PAPI is an acronym for Performance Application Programming Interface. The PAPI Project is being developed at the University of Tennessee’s Innovative Computing Laboratory in the Computer Science Department. This project was created to design, standardize, and implement a portable and efficient API (Application Programming Interface) to access the hardware performance counters found on most modern microprocessors.


Hardware counters exist on every major processor today, such as Intel Pentium, Core, IA-64, AMD Opteron, and IBM POWER series. These counters can provide performance tool developers with a basis for tool development and application developers with valuable information about sections of their code that can be improved. However, there are only a few APIs that allow access to these counters, and many of them are poorly documented, unstable, or unavailable. In addition, performance metrics may have different definitions and different programming interfaces on different platforms.

These considerations motivated the development of the PAPI Project.
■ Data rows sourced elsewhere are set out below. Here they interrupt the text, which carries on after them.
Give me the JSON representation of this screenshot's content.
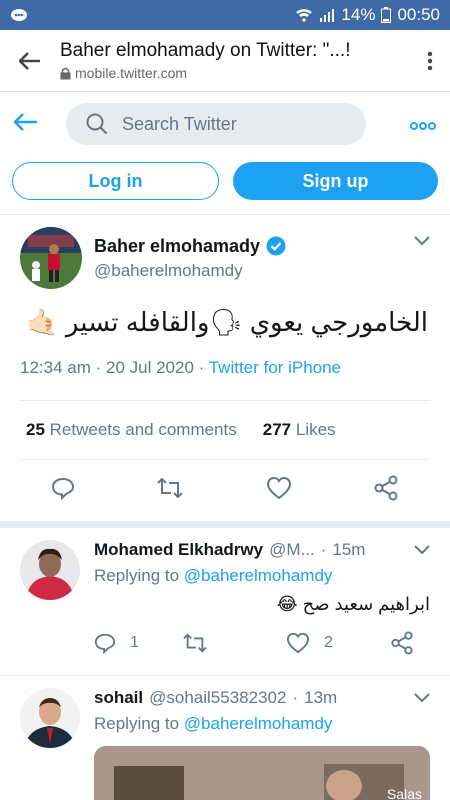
{
  "status_bar": {
    "battery": "14%",
    "time": "00:50"
  },
  "browser": {
    "page_title": "Baher elmohamady on Twitter: \"...!",
    "url": "mobile.twitter.com"
  },
  "header": {
    "search_placeholder": "Search Twitter"
  },
  "auth": {
    "login_label": "Log in",
    "signup_label": "Sign up"
  },
  "tweet": {
    "author_name": "Baher elmohamady",
    "author_handle": "@baherelmohamdy",
    "text": "الخامورجي يعوي 🗣والقافله تسير 🤙🏻",
    "time": "12:34 am",
    "date": "20 Jul 2020",
    "source": "Twitter for iPhone",
    "retweets_count": "25",
    "retweets_label": "Retweets and comments",
    "likes_count": "277",
    "likes_label": "Likes"
  },
  "replies": [
    {
      "name": "Mohamed Elkhadrwy",
      "handle": "@M...",
      "time": "15m",
      "replying_prefix": "Replying to",
      "replying_to": "@baherelmohamdy",
      "text": "ابراهيم سعيد صح 😂",
      "reply_count": "1",
      "like_count": "2"
    },
    {
      "name": "sohail",
      "handle": "@sohail55382302",
      "time": "13m",
      "replying_prefix": "Replying to",
      "replying_to": "@baherelmohamdy",
      "media_caption": "Salas"
    }
  ],
  "colors": {
    "accent": "#1da1f2",
    "status_bar": "#3f6aa6",
    "muted": "#657786"
  }
}
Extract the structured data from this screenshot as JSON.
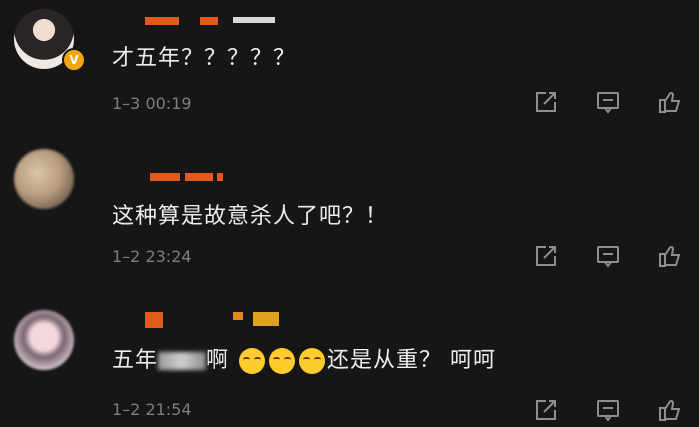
{
  "comments": [
    {
      "text": "才五年？？？？？",
      "time": "1–3 00:19",
      "verified_badge": "V"
    },
    {
      "text": "这种算是故意杀人了吧？！",
      "time": "1–2 23:24"
    },
    {
      "text_before": "五年",
      "text_mid": "啊",
      "emoji_names": [
        "grin-emoji",
        "grin-emoji",
        "grin-emoji"
      ],
      "text_after": "还是从重？ 呵呵",
      "time": "1–2 21:54"
    }
  ],
  "actions": [
    "share-icon",
    "comment-icon",
    "like-icon"
  ]
}
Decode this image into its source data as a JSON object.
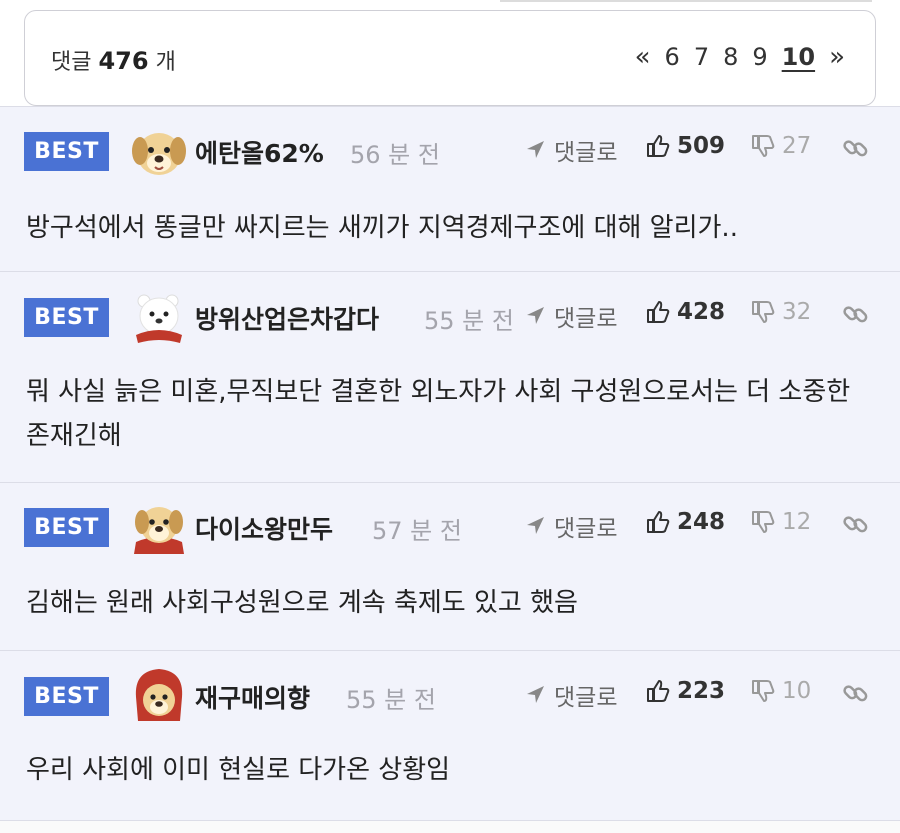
{
  "summary": {
    "label": "댓글",
    "count": "476",
    "unit": "개"
  },
  "pager": {
    "prev": "«",
    "pages": [
      "6",
      "7",
      "8",
      "9"
    ],
    "current": "10",
    "next": "»"
  },
  "badge": "BEST",
  "reply_label": "댓글로",
  "comments": [
    {
      "nick": "에탄올62%",
      "time": "56 분 전",
      "likes": "509",
      "dislikes": "27",
      "avatar": "dog-icon",
      "text": "방구석에서 똥글만 싸지르는 새끼가 지역경제구조에 대해 알리가.."
    },
    {
      "nick": "방위산업은차갑다",
      "time": "55 분 전",
      "likes": "428",
      "dislikes": "32",
      "avatar": "polar-bear-icon",
      "text": "뭐 사실 늙은 미혼,무직보단 결혼한 외노자가 사회 구성원으로서는 더 소중한 존재긴해"
    },
    {
      "nick": "다이소왕만두",
      "time": "57 분 전",
      "likes": "248",
      "dislikes": "12",
      "avatar": "dog-cape-icon",
      "text": "김해는 원래 사회구성원으로 계속 축제도 있고 했음"
    },
    {
      "nick": "재구매의향",
      "time": "55 분 전",
      "likes": "223",
      "dislikes": "10",
      "avatar": "dog-hood-icon",
      "text": "우리 사회에 이미 현실로 다가온 상황임"
    }
  ],
  "colors": {
    "badge": "#4a72d4",
    "comment_bg": "#f2f3fb",
    "time": "#a4a4ac"
  }
}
Some goals of the PAPI Project are as follows:

To provide a solid foundation for cross platform performance analysis tools

To present a set of standard definitions for performance metrics on all platforms

To provide a standardize API among users, vendors, and academics

To be easy to use, well documented, and freely available


The Figurebelow shows the internal design of the PAPI architecture. In this figure, we can see the two layers of the architecture:

The Portable Layer consists of the API (low level and high level) and machine independent support functions.

The Machine Specific Layer defines and exports a machine independent interface to machine dependent functions and data structures. These functions are defined in the substrate layer, which uses kernel extensions, operating system calls, or assembly language to access the hardware performance counters. PAPI uses the most efficient and flexible of the three, depending on what is available.

PAPI strives to provide a uniform environment across platforms. However, this is not always possible. Where hardware support for features, such as overflows and multiplexing is not supported, PAPI implements the features in software where possible. Also, processors do not support the same metrics, thus you can monitor different events depending on the processor in use. Therefore, the interface remains constant, but how it is implemented can vary. Throughout this guide, implementation decisions will be documented where it can make a difference to the user, such as overhead costs, sampling, and etc.